Monday, July 13, 2009

Never Say Die

I've been slogging through a bout of the "my writing sucks" blues this week. Yesterday I held my little pity party, but today, guess what? I sent out four queries.

Even experienced writers have moments of doubt about their work. The important thing is to persevere through that until the words come again without effort. If you want it bad enough, it will happen. Wanting it bad enough may mean years of hard work at your craft, but if that's what it takes to see your books in print, it's worth it, right?

Don't give up. Send out queries. Write something. Write anything. Just keep doing it. :)

Wednesday, July 08, 2009

Objectivity in Art and Authorship

In my spare (Spare???) time, I like to draw. Portraits mostly. Sometimes wildlife too. I learned somewhere that after I think I'm done with a piece, I need to turn it 180 degrees and finish it upside-down.

What this does is fool your brain into re-looking at what you've drawn as the series of pencil lines it is, rather than a representation of something which your brain will "fix" into the intended image. The brain is an amazing thing. It will "fix" a thing, or fill in the blanks, without conscious effort so that you see what is meant to be, rather than what is. That's why a lot of us writers miss misspelled words without spellcheck. It's also why we have such a hard time editing our own work.

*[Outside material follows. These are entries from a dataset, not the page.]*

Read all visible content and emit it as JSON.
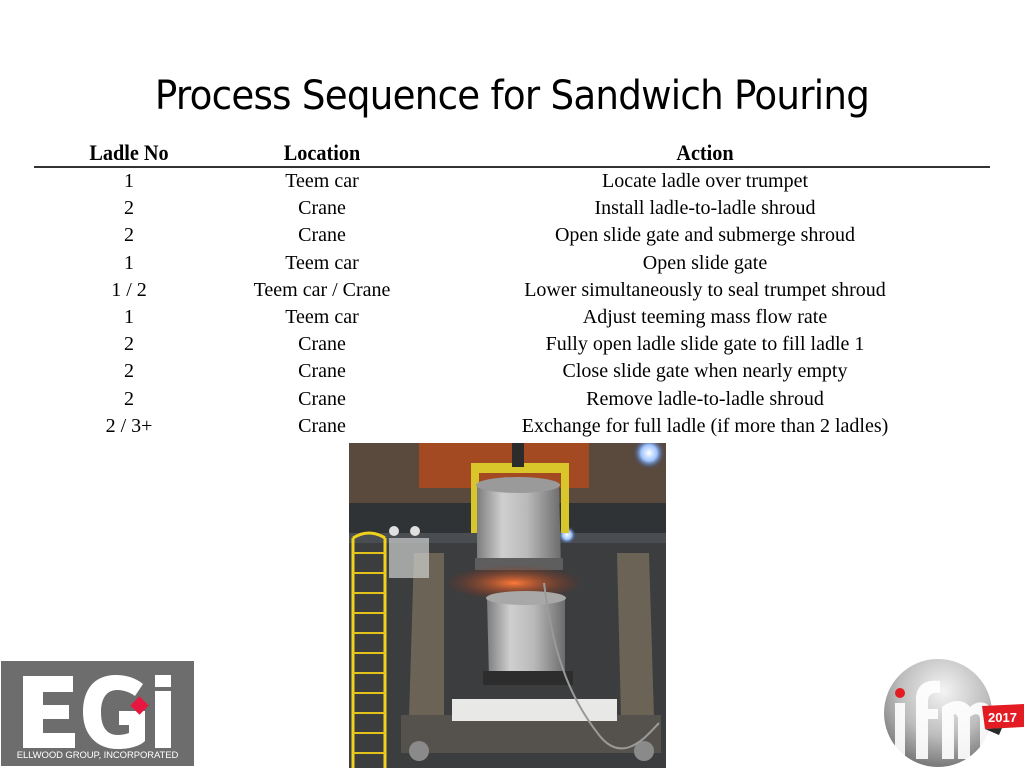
{
  "slide": {
    "title": "Process Sequence for Sandwich Pouring"
  },
  "table": {
    "headers": {
      "ladle_no": "Ladle No",
      "location": "Location",
      "action": "Action"
    },
    "rows": [
      {
        "ladle_no": "1",
        "location": "Teem car",
        "action": "Locate ladle over trumpet"
      },
      {
        "ladle_no": "2",
        "location": "Crane",
        "action": "Install ladle-to-ladle shroud"
      },
      {
        "ladle_no": "2",
        "location": "Crane",
        "action": "Open slide gate and submerge shroud"
      },
      {
        "ladle_no": "1",
        "location": "Teem car",
        "action": "Open slide gate"
      },
      {
        "ladle_no": "1 / 2",
        "location": "Teem car / Crane",
        "action": "Lower simultaneously to seal trumpet shroud"
      },
      {
        "ladle_no": "1",
        "location": "Teem car",
        "action": "Adjust teeming mass flow rate"
      },
      {
        "ladle_no": "2",
        "location": "Crane",
        "action": "Fully open ladle slide gate to fill ladle 1"
      },
      {
        "ladle_no": "2",
        "location": "Crane",
        "action": "Close slide gate when nearly empty"
      },
      {
        "ladle_no": "2",
        "location": "Crane",
        "action": "Remove ladle-to-ladle shroud"
      },
      {
        "ladle_no": "2 / 3+",
        "location": "Crane",
        "action": "Exchange for full ladle (if more than 2 ladles)"
      }
    ]
  },
  "photo": {
    "description": "Two stacked ladles during sandwich pouring on a teem car with yellow ladder",
    "icon": "ladle-photo"
  },
  "logos": {
    "egi": {
      "mark": "EGI",
      "caption": "ELLWOOD GROUP, INCORPORATED",
      "accent_color": "#e8173f",
      "background_color": "#6d6d6d"
    },
    "ifm": {
      "mark": "ifm",
      "year": "2017",
      "accent_color": "#e31b23"
    }
  }
}
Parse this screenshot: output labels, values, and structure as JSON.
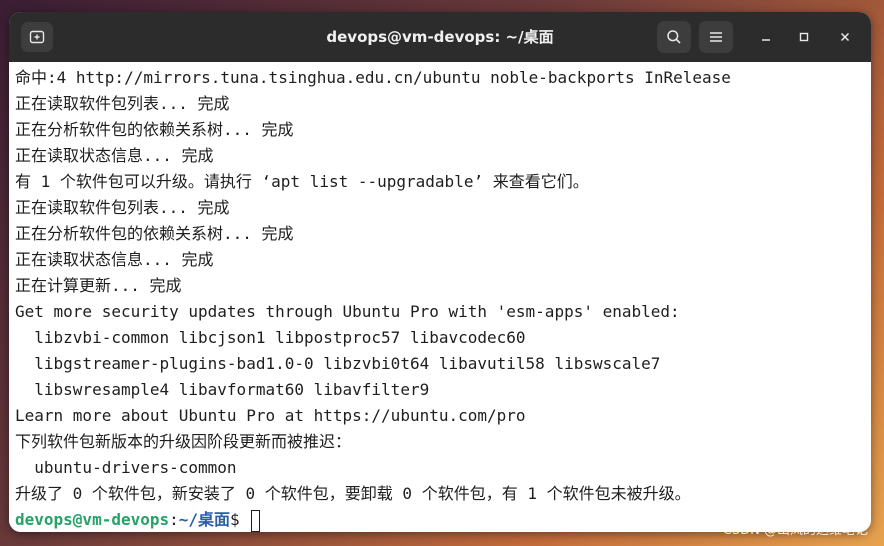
{
  "window": {
    "title": "devops@vm-devops: ~/桌面"
  },
  "titlebar_icons": {
    "new_tab": "new-tab-icon",
    "search": "search-icon",
    "menu": "hamburger-menu-icon",
    "minimize": "minimize-icon",
    "maximize": "maximize-icon",
    "close": "close-icon"
  },
  "terminal": {
    "lines": [
      "命中:4 http://mirrors.tuna.tsinghua.edu.cn/ubuntu noble-backports InRelease",
      "正在读取软件包列表... 完成",
      "正在分析软件包的依赖关系树... 完成",
      "正在读取状态信息... 完成",
      "有 1 个软件包可以升级。请执行 ‘apt list --upgradable’ 来查看它们。",
      "正在读取软件包列表... 完成",
      "正在分析软件包的依赖关系树... 完成",
      "正在读取状态信息... 完成",
      "正在计算更新... 完成",
      "Get more security updates through Ubuntu Pro with 'esm-apps' enabled:",
      "  libzvbi-common libcjson1 libpostproc57 libavcodec60",
      "  libgstreamer-plugins-bad1.0-0 libzvbi0t64 libavutil58 libswscale7",
      "  libswresample4 libavformat60 libavfilter9",
      "Learn more about Ubuntu Pro at https://ubuntu.com/pro",
      "下列软件包新版本的升级因阶段更新而被推迟：",
      "  ubuntu-drivers-common",
      "升级了 0 个软件包，新安装了 0 个软件包，要卸载 0 个软件包，有 1 个软件包未被升级。"
    ],
    "prompt": {
      "user_host": "devops@vm-devops",
      "separator": ":",
      "path": "~/桌面",
      "symbol": "$ "
    }
  },
  "watermark": "CSDN @山岚的运维笔记",
  "colors": {
    "titlebar": "#2c2c2c",
    "terminal_bg": "#ffffff",
    "prompt_user": "#26a269",
    "prompt_path": "#2a5ea8"
  }
}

Because we know what's meant to be there.

In the course of my work, I have found that it's much easier to critique others than to edit my own material. When you write a story, you're too close to see its flaws. Regaining objectivity is an important step in editing your own work. Sometimes you need to toss that manuscript in a drawer for a month. Sometimes you need to hand it over to your critique partners and let them have at it. Sometimes you just need to forget you're the one who wrote it.

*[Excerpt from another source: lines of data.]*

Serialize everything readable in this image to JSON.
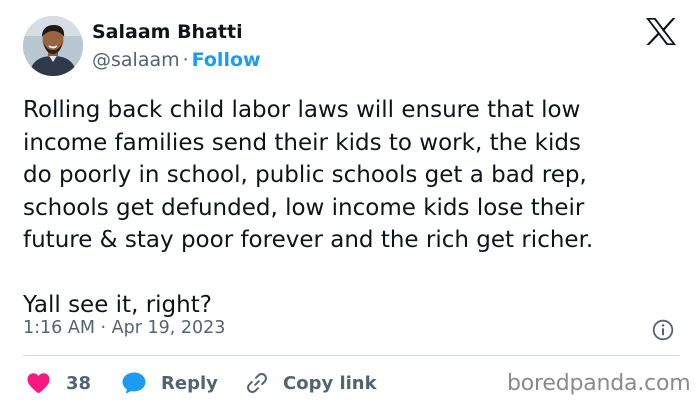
{
  "author": {
    "name": "Salaam Bhatti",
    "handle": "@salaam",
    "separator": "·",
    "follow_label": "Follow"
  },
  "tweet": {
    "lines": [
      "Rolling back child labor laws will ensure that low",
      "income families send their kids to work, the kids",
      "do poorly in school, public schools get a bad rep,",
      "schools get defunded, low income kids lose their",
      "future & stay poor forever and the rich get richer."
    ],
    "closing_line": "Yall see it, right?",
    "timestamp": "1:16 AM · Apr 19, 2023"
  },
  "actions": {
    "like_count": "38",
    "reply_label": "Reply",
    "copy_label": "Copy link"
  },
  "icons": {
    "brand": "x-logo-icon",
    "info": "info-icon",
    "like": "heart-icon",
    "reply": "speech-bubble-icon",
    "copy": "link-icon"
  },
  "colors": {
    "text": "#0f1419",
    "secondary": "#536471",
    "follow": "#1d9bf0",
    "like": "#f91880",
    "reply": "#1d9bf0",
    "divider": "#cfd9de"
  },
  "watermark": "boredpanda.com"
}
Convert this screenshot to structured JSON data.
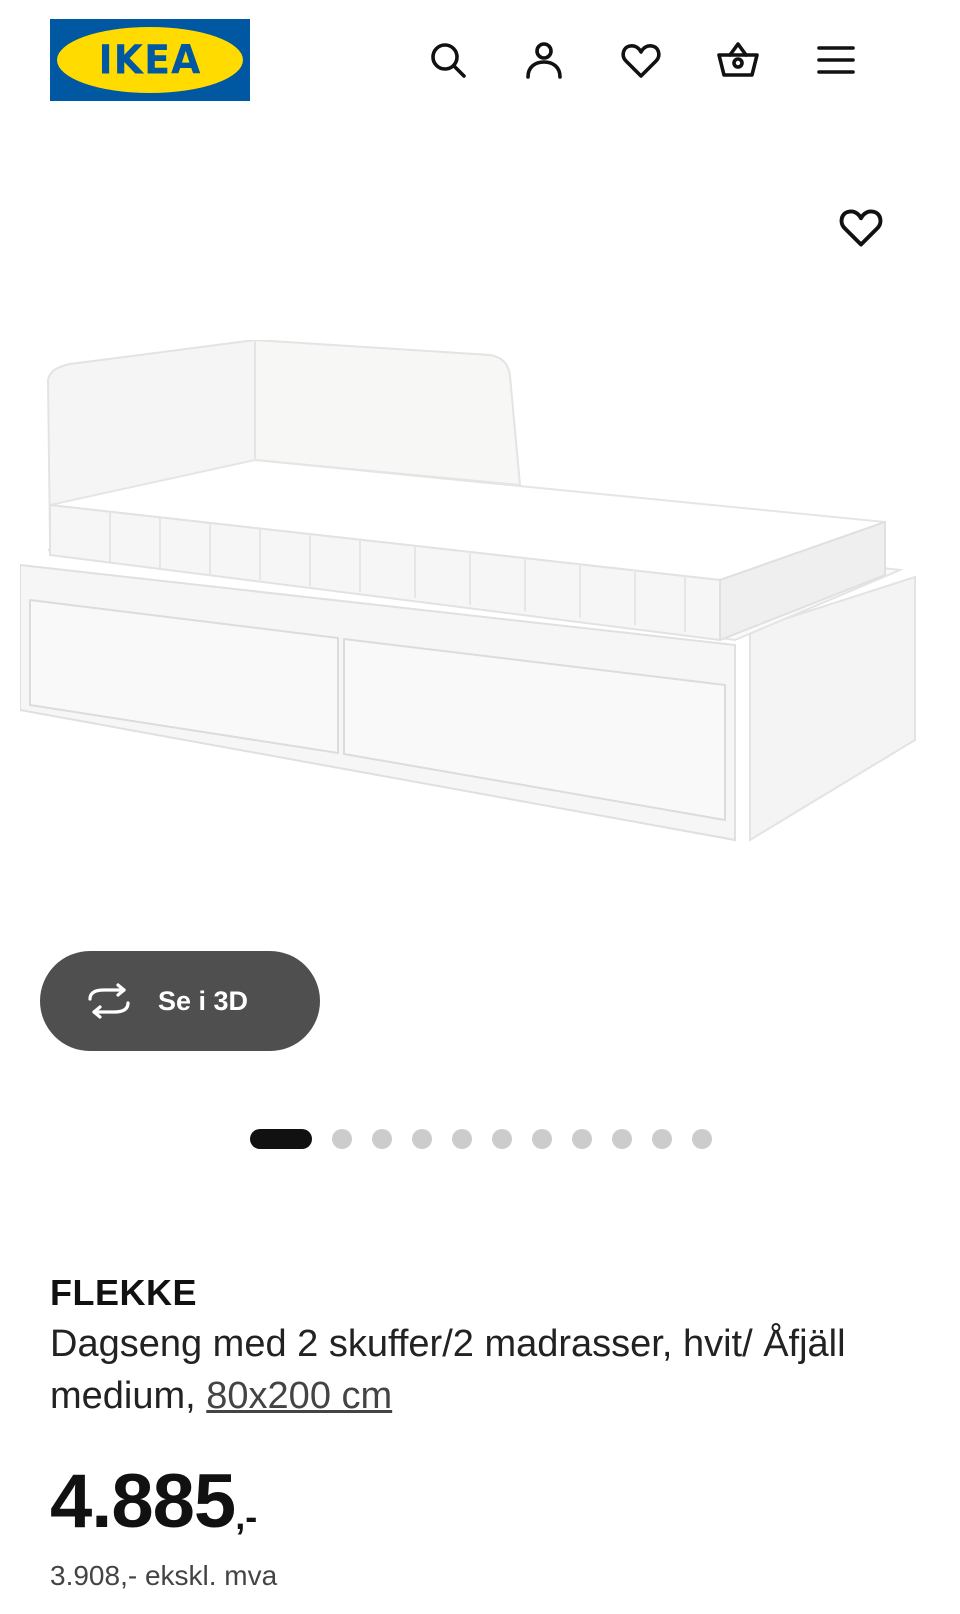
{
  "header": {
    "logo_text": "IKEA",
    "icons": [
      "search-icon",
      "account-icon",
      "favorites-icon",
      "cart-icon",
      "menu-icon"
    ]
  },
  "gallery": {
    "favorite_icon": "heart-icon",
    "view_3d_label": "Se i 3D",
    "total_images": 12,
    "active_index": 0
  },
  "product": {
    "name": "FLEKKE",
    "description": "Dagseng med 2 skuffer/2 madrasser, hvit/ Åfjäll medium, ",
    "size_link": "80x200 cm",
    "price_main": "4.885",
    "price_suffix": ",-",
    "price_ex_vat": "3.908,- ekskl. mva"
  },
  "colors": {
    "ikea_blue": "#0058a3",
    "ikea_yellow": "#ffdb00",
    "button_3d": "#4f4f4f"
  }
}
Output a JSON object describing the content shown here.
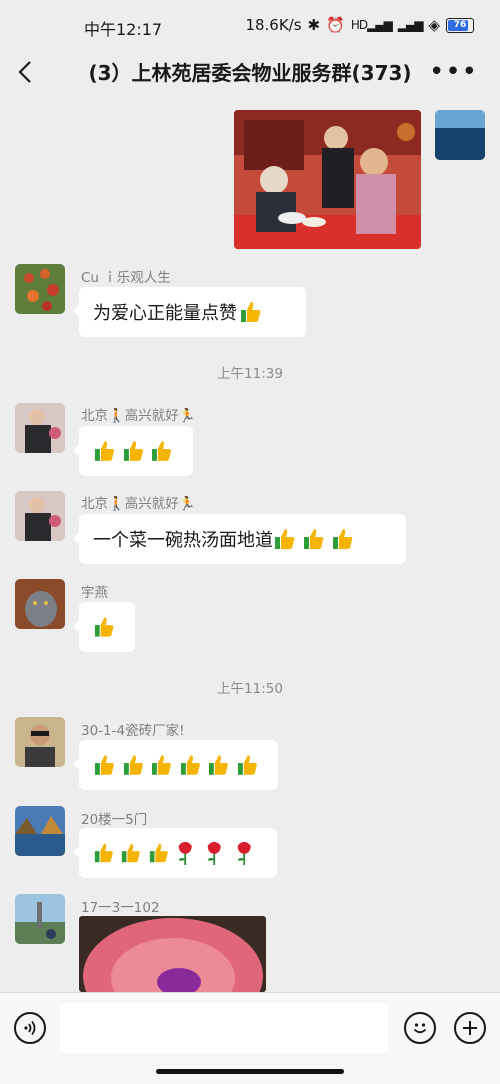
{
  "status_bar": {
    "time": "中午12:17",
    "net_speed": "18.6K/s",
    "battery": "76",
    "signal_label": "HD"
  },
  "header": {
    "title": "(3）上林苑居委会物业服务群(373)"
  },
  "messages": {
    "m1": {
      "sender": "Cu ｉ乐观人生",
      "text": "为爱心正能量点赞"
    },
    "ts1": "上午11:39",
    "m2": {
      "sender": "北京🚶高兴就好🏃"
    },
    "m3": {
      "sender": "北京🚶高兴就好🏃",
      "text": "一个菜一碗热汤面地道"
    },
    "m4": {
      "sender": "宇燕"
    },
    "ts2": "上午11:50",
    "m5": {
      "sender": "30-1-4瓷砖厂家!"
    },
    "m6": {
      "sender": "20楼一5门"
    },
    "m7": {
      "sender": "17一3一102"
    }
  },
  "colors": {
    "background": "#ededed",
    "bubble": "#ffffff",
    "accent_thumb": "#f4b400",
    "rose": "#d81e2c"
  },
  "icons": [
    "back-icon",
    "more-icon",
    "voice-icon",
    "emoji-icon",
    "plus-icon",
    "thumbs-up-icon",
    "rose-icon"
  ]
}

Whatever method you use, if you do it right that "switch" goes back off in your brain and the work becomes what it is: a series of words on your computer screen or paper. And if you play it right, you pay attention to how the words flow. You notice how this work will affect your audience, and not what the words mean to you. And then you can edit with objectivity, sacrificing words or whole chapters for pacing if it's needed, or adding words to deepen or strengthen the story. Tough stuff. Never let it be said that writers aren't a brave lot.

I just wish I could turn a whole story 180 degrees and edit it upside-down.

Saturday, July 04, 2009

Happy Fourth Of July

Just taking a moment to wish all Americans a safe and happy Fourth of July. Here in NY, it's threatening rain, but my family is home and we all get to celebrate a nice day together. That's enough for me!

Thursday, July 02, 2009

Who Loves Hulu? I Do! Do You?

Sorry, couldn't resist the Seuss-ism. :)

I have, over the past week, grown quite attached to Hulu, a website where you can watch selected TV shows and movies for free. Yes, free. There are periodic, short "commercial" interruptions, but the entire movie or show is intact (whole seasons of TV shows, in fact). Since I am too cheap/busy to pay for cable (not wanting to shell out $60.00/month for a hundred channels I won't watch anyway), Hulu is my new entertainment best friend.

I can now watch some of my favorite episodes of "Buffy" and "Angel" again (sold off my DVDs after not watching them for so long), and feed my new obsession, "Burn Notice." Not to mention catching up on "House." "NCIS," I can watch on CBS.com, if I miss it on TV. "NCIS," I would watch in a hole in the earth and fed on stale bread and muddy water. (Michael Weatherly ... Sorry, where was I?)

The drawback, of course, is having to use my computer for writing. Oh, technology, you slippery slope of entertainment goodness. Guess I better go. And write. Really, I swear.